When Mahesh Patel stepped in as CFO of software-as-a-service-based data protection company Druva five years ago, sales representatives were making deals by offering clients a menu of a-la-carte solutions, but those solutions weren't creating the kind of value that leads to higher customer spend over the long term. So Patel worked with others to get that changed, and now the company sees far higher value from each customer by selling services in bundled packages.
"None of these new value-added features [sales reps were offering] added significant extra bookings or dollars or revenue to us," Patel said in a CFO Thought Leader podcast last week. "Meanwhile, [as CFO], I'm investing in these solutions.... So it became a bizarre situation where it felt like we were actually commoditizing ourselves."
Patel said he worked with the CEO and a board member on a new way to price and package the company's solutions. "We went from selling 10 to 15 solutions to actually bringing it down to just three," he said. "We started bundling every solution, and by bundling these solutions into one, it made our sales organization start thinking about selling value, not just augmenting solutions."
Once the change took effect, average revenue per user, a metric he gave scant attention to before, shot up. "It wasn't part of our DNA before I joined," said Patel, who worked for a pair of Big-4 accounting firms about 15 years ago before moving to increasingly high-level finance roles at a handful of technology companies. "We started measuring on a per-unit basis whether what we were selling added more value.... We made it easy for sales to just go out with one solution at a time to make them sell more value."
Patel said he only looks at a few metrics each day. "I don't want to overdo it because if I have 28 pages of metrics, I’m not going to know which way to go when I finish that cup of coffee," he said.
Among his go-to metrics is annual recurring revenue (ARR) and how that corresponds to the capacity of the company's sales team and the quota they're expected to attain.
"What's our trajectory to hit our forecast in the quarter?" he said. "How does that correspond to how reps perform? So, I can look at how much the sales team is doing and whether performance is aligned to where my expectation measure is. That would dictate whether I need to hire more reps next quarter to handle more of our growth and do it efficiently at the same time."
He also looks at net retention. "We have an amazing opportunity at our organization when a customer deploys our solution and they stay and add more data to us over time," he said. "So, our net retention is a metric that's a proxy of how an existing customer grows with us over time. We've historically maintained a 120% net retention, so an average customer grows at least 20% year-over-year, a metric we maniacally focus on to make sure not only our customer is happy, so they're not churning, but they're adding more services, continuing to grow and stay with us for a long period of time."
Patel said he follows the rule of 40. That's a guidepost unique to SaaS businesses in which a company can spend cash at any rate it wants as long as its growth rate is 40 percentage points higher than its free cash flow margin.
"I don't expect to hit it at our scale, but I expect us to continuously have leverage and motion toward that scale and grow that efficiency in our model," he said. "If I don’t see that leverage in our business model, I continually challenge us to be better than that."
In his five years at Druva, Patel has led four capital raises to generate about $200 million in equity. In addition to traditional accounting and finance functions, he oversees several of the company's functional areas, including legal and IT.

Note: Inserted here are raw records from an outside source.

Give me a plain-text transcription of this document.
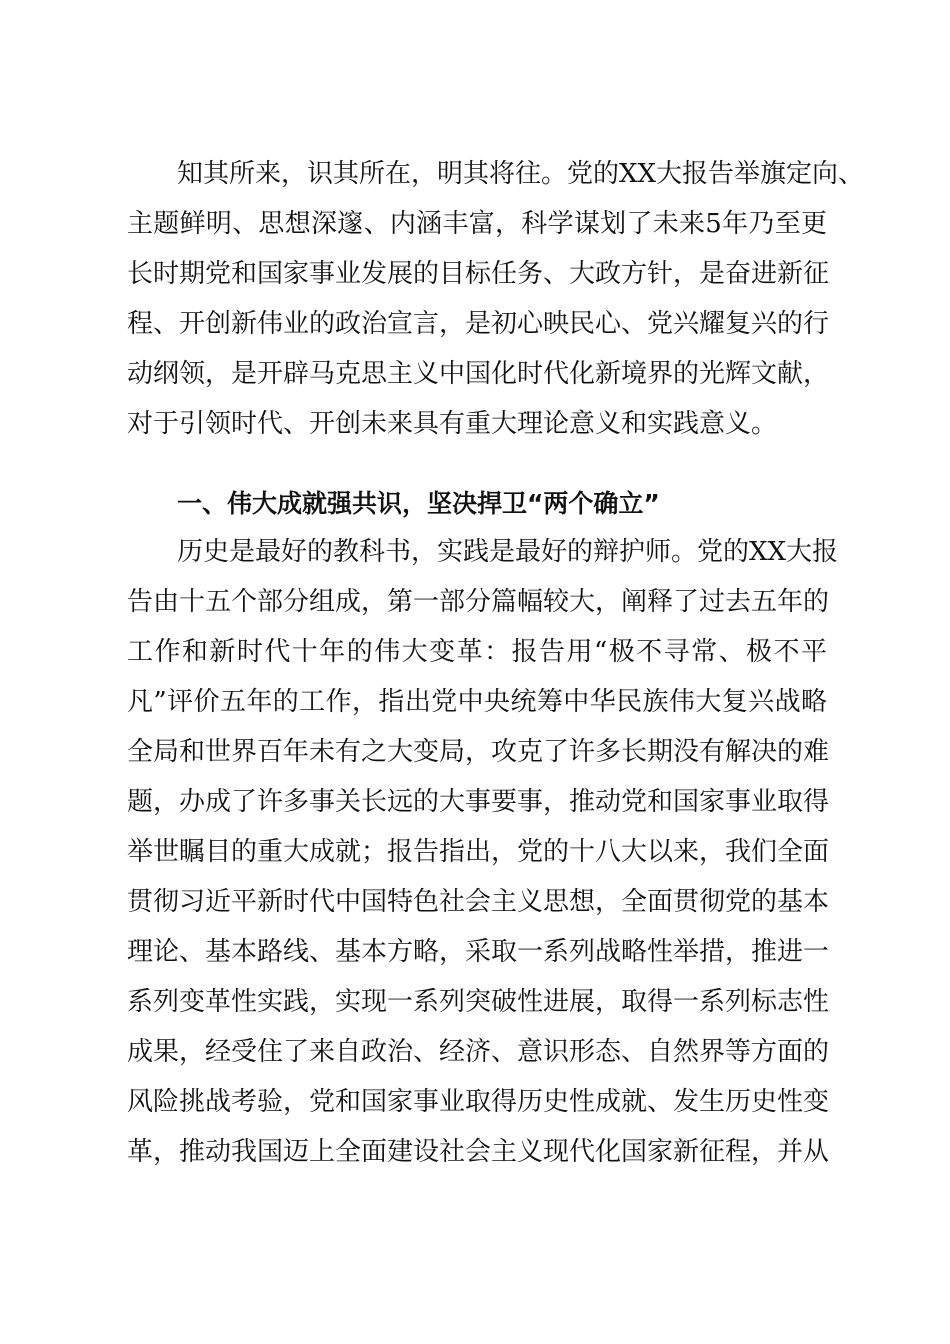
知其所来，识其所在，明其将往。党的XX大报告举旗定向、
主题鲜明、思想深邃、内涵丰富，科学谋划了未来5年乃至更
长时期党和国家事业发展的目标任务、大政方针，是奋进新征
程、开创新伟业的政治宣言，是初心映民心、党兴耀复兴的行
动纲领，是开辟马克思主义中国化时代化新境界的光辉文献，
对于引领时代、开创未来具有重大理论意义和实践意义。
一、伟大成就强共识，坚决捍卫“两个确立”
历史是最好的教科书，实践是最好的辩护师。党的XX大报
告由十五个部分组成，第一部分篇幅较大，阐释了过去五年的
工作和新时代十年的伟大变革：报告用“极不寻常、极不平
凡”评价五年的工作，指出党中央统筹中华民族伟大复兴战略
全局和世界百年未有之大变局，攻克了许多长期没有解决的难
题，办成了许多事关长远的大事要事，推动党和国家事业取得
举世瞩目的重大成就；报告指出，党的十八大以来，我们全面
贯彻习近平新时代中国特色社会主义思想，全面贯彻党的基本
理论、基本路线、基本方略，采取一系列战略性举措，推进一
系列变革性实践，实现一系列突破性进展，取得一系列标志性
成果，经受住了来自政治、经济、意识形态、自然界等方面的
风险挑战考验，党和国家事业取得历史性成就、发生历史性变
革，推动我国迈上全面建设社会主义现代化国家新征程，并从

"I operate more in a COO-type capacity because I control the financial outcome of this company, so I'm able to go upstream and help drive decisions," he said.
His expanded responsibility represents a sea change from how things were when he started in business.
"Often the finance organization was relegated to just being the finance organization," he said. Today, "we help control the outcome. We're not just there reporting. Especially in SaaS organizations, where we live and breathe together. So, being actually part of these business decisions, using these business metrics, to drive an organization's decisions is really important."